I have a terrible memory, I forgot about my own thread!
I bet everyone else did, too...
I hope that everyone had a safe and enjoyable Fourth of July. We watched fireworks from Mom's driveway. I just wish that I had remembered to illegally park Mom's car in front of her house before someone illegally parked their ego hauler there.
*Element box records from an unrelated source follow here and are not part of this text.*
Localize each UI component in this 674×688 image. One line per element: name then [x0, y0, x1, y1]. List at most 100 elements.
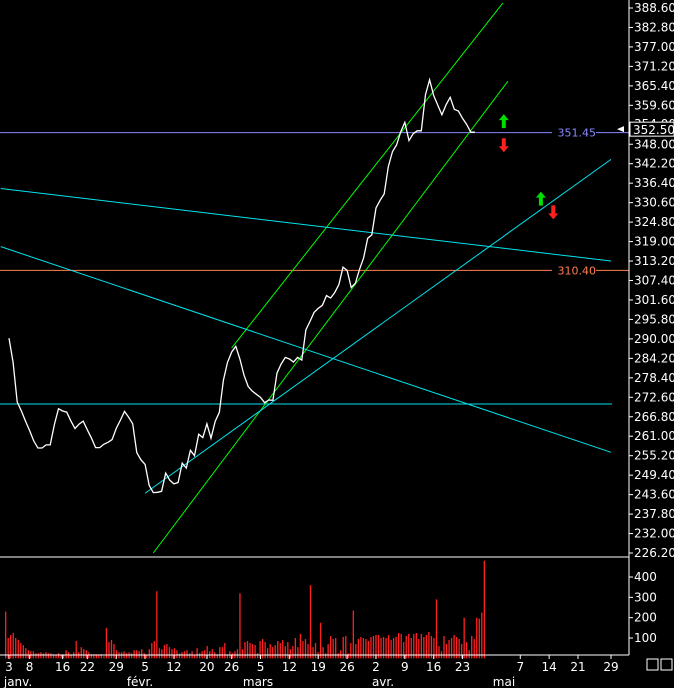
volume-bar-171	[435, 599, 438, 659]
volume-bar-186	[473, 639, 475, 659]
corner-box-right-icon	[660, 658, 673, 671]
volume-bar-127	[324, 653, 327, 659]
x-tick-label-7: 20	[199, 660, 214, 674]
trendline-2	[0, 188, 612, 262]
volume-bar-172	[438, 646, 440, 659]
volume-bar-160	[408, 633, 410, 659]
volume-bar-18	[50, 653, 52, 659]
volume-bar-51	[133, 650, 135, 659]
y-tick-label-20: 272.60	[634, 390, 674, 404]
volume-bar-61	[158, 648, 160, 659]
volume-bar-60	[156, 591, 158, 659]
volume-bar-111	[284, 646, 286, 659]
volume-bar-149	[380, 638, 382, 659]
volume-bar-6	[20, 643, 22, 659]
volume-bar-188	[478, 618, 480, 659]
volume-bar-132	[337, 653, 339, 659]
volume-bar-108	[277, 641, 279, 659]
volume-bar-150	[382, 636, 385, 659]
volume-bar-141	[360, 636, 362, 659]
volume-bar-189	[481, 612, 483, 659]
volume-bar-20	[55, 655, 57, 659]
volume-bar-180	[458, 639, 460, 659]
vol-tick-label-3: 100	[634, 631, 657, 645]
x-tick-label-15: 16	[426, 660, 441, 674]
x-tick-label-4: 29	[109, 660, 124, 674]
volume-bar-43	[113, 644, 115, 659]
x-tick-label-13: 2	[372, 660, 380, 674]
x-tick-label-18: 14	[542, 660, 557, 674]
volume-bar-17	[47, 653, 50, 659]
volume-bar-3	[12, 632, 14, 659]
volume-bar-114	[292, 646, 294, 659]
volume-bar-129	[329, 635, 332, 659]
volume-bar-158	[403, 642, 405, 659]
volume-bar-137	[350, 643, 352, 659]
volume-bar-88	[226, 654, 229, 659]
volume-bar-143	[365, 639, 367, 659]
volume-bar-99	[254, 645, 256, 659]
volume-bar-23	[62, 654, 65, 659]
volume-bar-162	[413, 633, 415, 659]
volume-bar-145	[370, 636, 372, 659]
vol-tick-label-2: 200	[634, 611, 657, 625]
volume-bar-134	[342, 636, 344, 659]
volume-bar-106	[272, 647, 274, 659]
volume-bar-24	[65, 650, 67, 659]
month-label-3: avr.	[372, 675, 394, 688]
volume-bar-119	[304, 639, 307, 659]
volume-bar-174	[443, 635, 445, 659]
volume-bar-39	[103, 656, 105, 659]
volume-bar-65	[168, 647, 171, 659]
volume-bar-148	[377, 634, 380, 659]
volume-bar-128	[327, 644, 329, 659]
volume-bar-170	[433, 638, 435, 659]
volume-bar-122	[312, 647, 314, 659]
volume-bar-37	[98, 655, 100, 659]
volume-bar-75	[193, 655, 196, 659]
trendline-4	[144, 158, 612, 494]
volume-bar-112	[287, 642, 289, 659]
y-tick-label-22: 261.00	[634, 429, 674, 443]
y-tick-label-27: 232.00	[634, 527, 674, 541]
vol-tick-label-1: 300	[634, 590, 657, 604]
volume-bar-41	[108, 642, 110, 659]
volume-bar-13	[37, 653, 40, 659]
volume-bar-163	[415, 632, 417, 659]
volume-bar-28	[75, 641, 77, 659]
signal-down-arrow-1	[498, 138, 509, 153]
volume-bar-15	[42, 653, 45, 659]
volume-bar-42	[110, 640, 113, 659]
volume-bar-77	[198, 653, 201, 659]
y-tick-label-21: 266.80	[634, 410, 674, 424]
volume-bar-1	[7, 638, 9, 659]
volume-bar-164	[418, 639, 420, 659]
volume-bar-85	[219, 647, 221, 659]
month-label-1: févr.	[127, 675, 153, 688]
y-tick-label-11: 324.80	[634, 215, 674, 229]
y-tick-label-7: 348.00	[634, 137, 674, 151]
volume-bar-35	[93, 654, 95, 659]
signal-down-arrow-3	[548, 205, 559, 220]
volume-bar-7	[22, 645, 24, 659]
volume-bar-165	[420, 633, 422, 659]
volume-bar-66	[171, 649, 173, 659]
volume-bar-169	[430, 635, 433, 659]
volume-bar-120	[307, 644, 309, 659]
volume-bar-115	[294, 638, 297, 659]
x-tick-label-8: 26	[224, 660, 239, 674]
volume-bar-68	[176, 650, 178, 659]
volume-bar-50	[130, 653, 133, 659]
volume-bar-190	[483, 560, 485, 659]
volume-bar-182	[463, 617, 465, 659]
y-tick-label-12: 319.00	[634, 235, 674, 249]
x-tick-label-14: 9	[401, 660, 409, 674]
volume-bar-151	[385, 638, 387, 659]
volume-bar-116	[297, 647, 299, 659]
volume-bar-36	[95, 654, 98, 659]
x-tick-label-19: 21	[570, 660, 585, 674]
volume-bar-156	[398, 632, 400, 659]
vol-tick-label-0: 400	[634, 570, 657, 584]
volume-bar-32	[85, 650, 87, 659]
volume-bar-130	[332, 639, 334, 659]
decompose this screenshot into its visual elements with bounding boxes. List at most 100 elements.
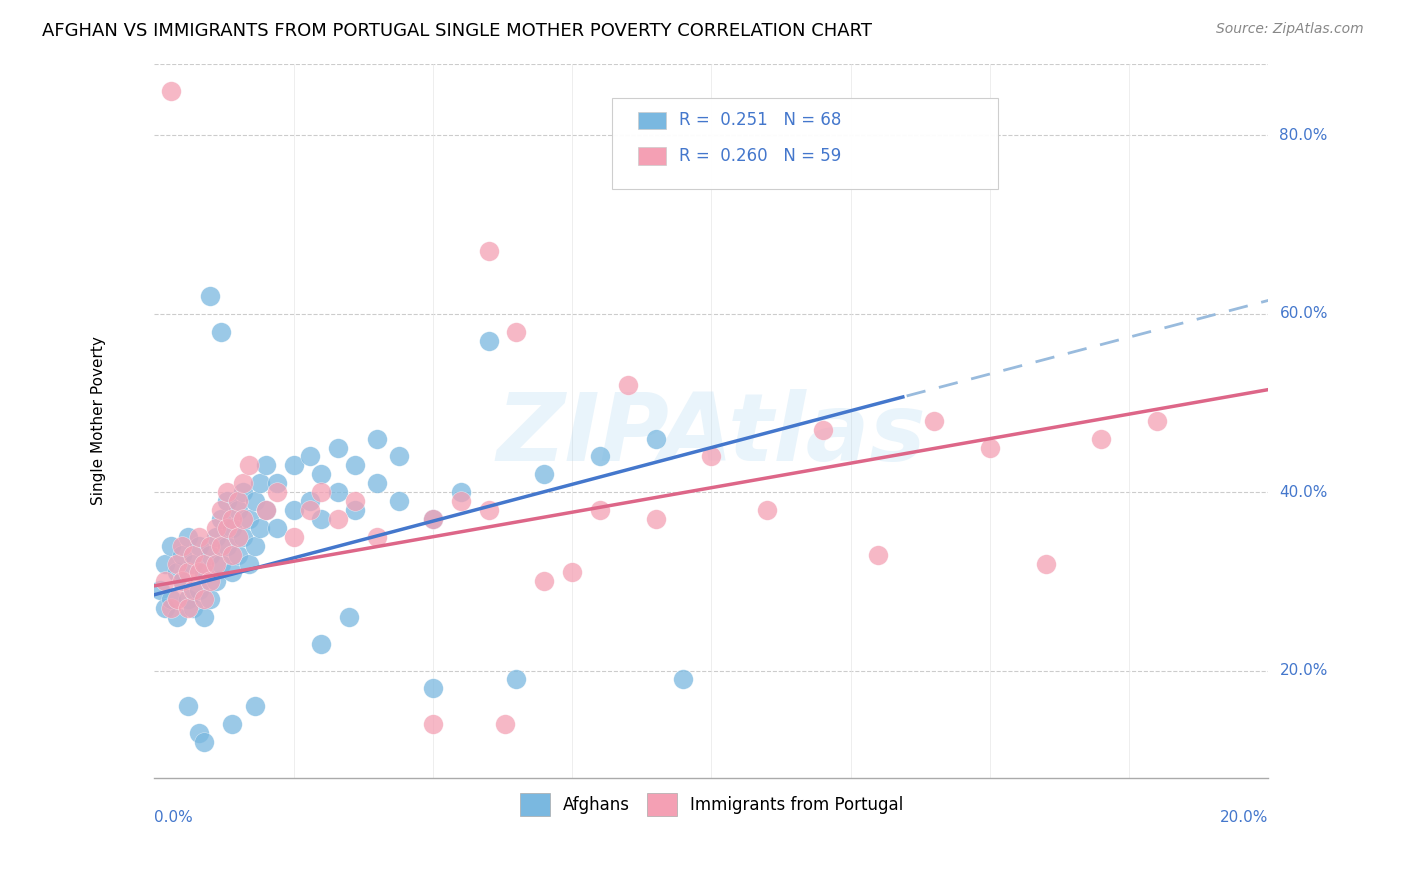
Text: 60.0%: 60.0% — [1279, 306, 1329, 321]
Point — [366, 476, 388, 491]
Point — [311, 485, 333, 500]
Point — [204, 557, 226, 571]
Point — [1090, 432, 1112, 446]
Point — [198, 592, 221, 607]
Point — [561, 566, 583, 580]
Point — [155, 601, 177, 615]
Text: 20.0%: 20.0% — [1220, 810, 1268, 825]
Point — [181, 548, 204, 562]
Point — [1035, 557, 1057, 571]
Point — [193, 735, 215, 749]
Point — [172, 574, 194, 589]
Point — [177, 699, 200, 714]
Point — [155, 574, 177, 589]
Point — [266, 485, 288, 500]
Point — [215, 494, 238, 508]
Point — [243, 494, 266, 508]
Point — [198, 539, 221, 553]
Point — [221, 717, 243, 731]
Point — [337, 610, 360, 624]
Point — [226, 494, 249, 508]
Text: AFGHAN VS IMMIGRANTS FROM PORTUGAL SINGLE MOTHER POVERTY CORRELATION CHART: AFGHAN VS IMMIGRANTS FROM PORTUGAL SINGL… — [42, 22, 872, 40]
Point — [209, 325, 232, 339]
Point — [388, 450, 411, 464]
Point — [160, 539, 183, 553]
Point — [198, 548, 221, 562]
Point — [477, 334, 499, 348]
Point — [283, 458, 305, 473]
Point — [326, 512, 349, 526]
Point — [422, 512, 444, 526]
Point — [366, 432, 388, 446]
Point — [299, 450, 322, 464]
Point — [215, 521, 238, 535]
Point — [254, 503, 277, 517]
Point — [672, 673, 695, 687]
Point — [979, 441, 1001, 455]
Point — [299, 494, 322, 508]
Point — [198, 574, 221, 589]
Point — [266, 476, 288, 491]
Point — [209, 539, 232, 553]
Point — [868, 548, 890, 562]
Point — [160, 601, 183, 615]
Text: 20.0%: 20.0% — [1279, 663, 1327, 678]
Point — [238, 458, 260, 473]
Text: Source: ZipAtlas.com: Source: ZipAtlas.com — [1216, 22, 1364, 37]
Point — [422, 717, 444, 731]
Point — [232, 512, 254, 526]
Point — [266, 521, 288, 535]
Point — [177, 592, 200, 607]
Point — [238, 512, 260, 526]
Point — [187, 583, 209, 598]
Point — [644, 432, 666, 446]
Point — [422, 512, 444, 526]
Point — [326, 441, 349, 455]
Text: ZIPAtlas: ZIPAtlas — [496, 389, 927, 481]
Point — [366, 530, 388, 544]
Point — [177, 530, 200, 544]
Point — [343, 503, 366, 517]
Point — [505, 673, 527, 687]
Point — [299, 503, 322, 517]
Point — [181, 557, 204, 571]
Text: R =  0.251   N = 68: R = 0.251 N = 68 — [679, 112, 841, 129]
Point — [477, 244, 499, 259]
Point — [283, 530, 305, 544]
Text: 0.0%: 0.0% — [155, 810, 193, 825]
Point — [204, 521, 226, 535]
Point — [326, 485, 349, 500]
Point — [1146, 414, 1168, 428]
Point — [533, 574, 555, 589]
Point — [166, 566, 188, 580]
Point — [505, 325, 527, 339]
Legend: Afghans, Immigrants from Portugal: Afghans, Immigrants from Portugal — [513, 786, 910, 822]
Point — [181, 583, 204, 598]
Point — [172, 574, 194, 589]
Point — [494, 717, 516, 731]
Point — [215, 539, 238, 553]
Point — [243, 699, 266, 714]
Point — [226, 530, 249, 544]
Point — [254, 458, 277, 473]
Point — [589, 450, 612, 464]
Point — [172, 539, 194, 553]
Point — [644, 512, 666, 526]
Point — [811, 423, 834, 437]
Point — [311, 637, 333, 651]
Point — [166, 592, 188, 607]
Point — [209, 512, 232, 526]
Point — [589, 503, 612, 517]
Point — [193, 592, 215, 607]
Point — [221, 521, 243, 535]
Point — [700, 450, 723, 464]
Point — [160, 592, 183, 607]
Point — [204, 530, 226, 544]
Point — [181, 601, 204, 615]
Point — [232, 485, 254, 500]
Point — [204, 574, 226, 589]
Point — [311, 467, 333, 482]
Point — [221, 548, 243, 562]
Point — [215, 485, 238, 500]
Point — [232, 530, 254, 544]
So, I was getting financial advice from YouTube again--actually, I just received notification that Watch JR Go filled his engine with Orbeez. I thought it sounded lame and I was not impressed, but Orbeez and destruction videos are popular.
Then I saw:
The woman has $2,000 loan on a $1,000 car and now it needs a $2,500 repair. She said she had enough money to pay for the repair and tackle her car loan "with a vengeance," but then said she had $1,100 in savings. He said that if she sold the car for $900 and she used up her savings, she could pay it off, but she still would not have a car, so he started talking about getting another $2,000 loan for another car. He loathed putting her further in debt, but nobody else has a car she can borrow?
"I am fiercely independent."
"You are fiercely in debt."
She later mentioned her parents would loan her their $700 car, but it wasn't as nice as her $1,000 car.
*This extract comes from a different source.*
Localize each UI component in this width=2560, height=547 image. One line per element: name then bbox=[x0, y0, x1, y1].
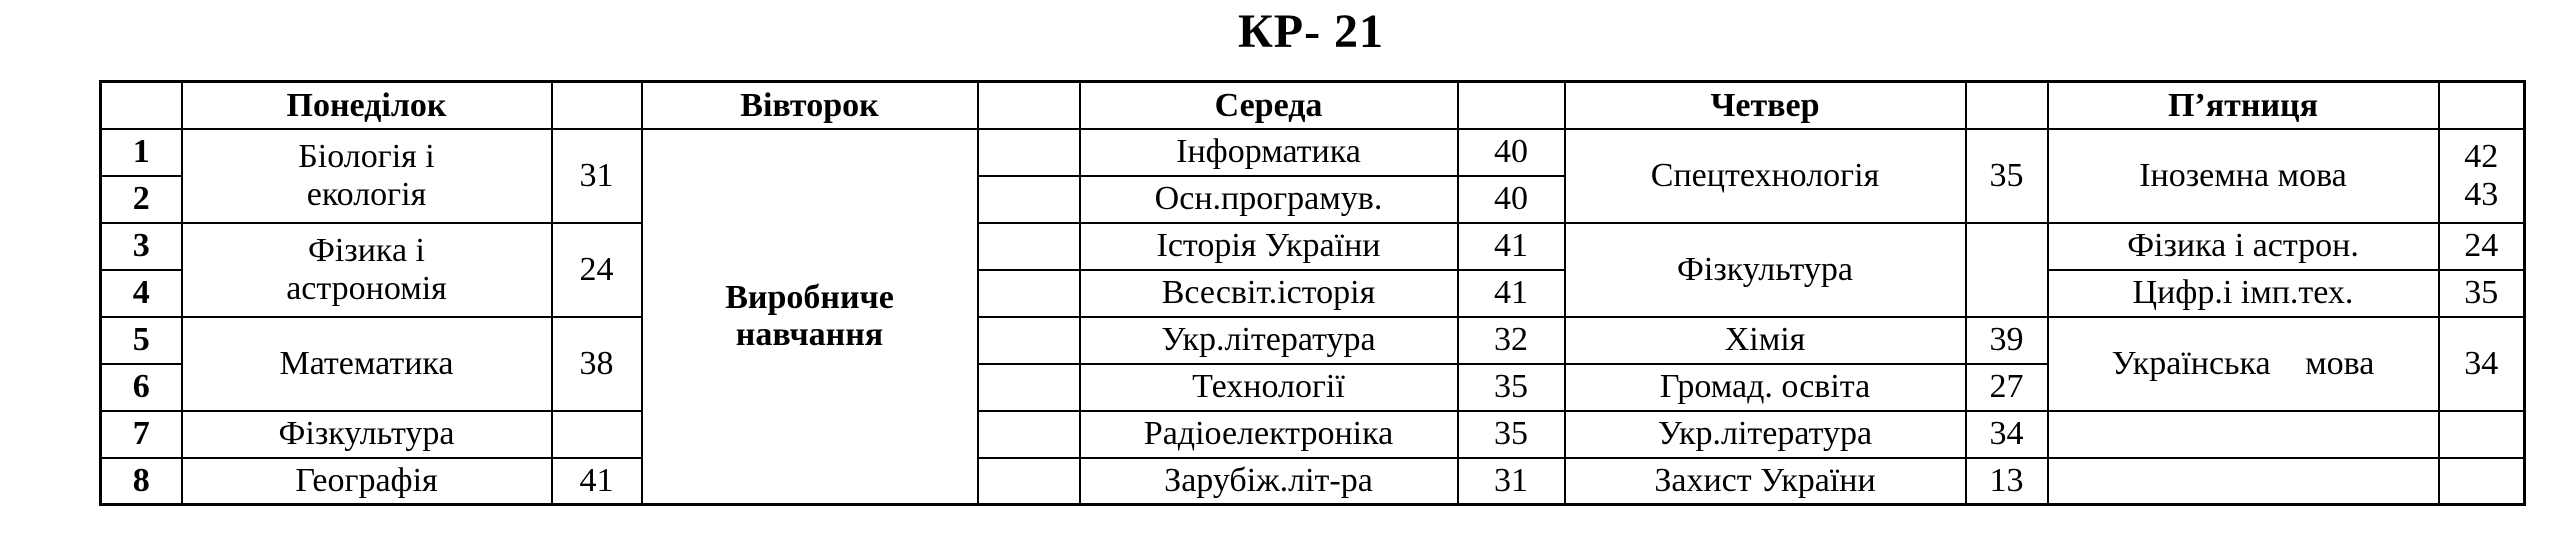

"What the crap does it matter?"
I agreed with everything he told her, but the comments are especially weird with all of the crackpots thinking they are smarter than him.
"it is a fact that you get the worst deal on a car if you pay cash. You get a better price on the car if you finance. Pay cash and you can kiss the rebates goodbye...the dealership WILL keep them."
It sounds logical, but it confuses me that someone who advocates buying new cars would waste their time with Dave Ramsey videos.
This page says that dealerships make more money when people finance, so they are willing to negotiate a lower price that they will make back through financing.
I believe that I got this from a Dave Ramsey post. You want a new car, but only have $1,000. Instead of putting $1,000 down and having a $300 payment, you buy a $1,000 car and put $300 a month in the bank.
Ten months later you have a car worth roughly $1,000 and $3,000 in the bank.
Get a $4,000 car and keep putting $300 a month in the bank.
Every ten months replace your car with a newer and nicer one and eventually you will be able to afford a new car without getting into debt.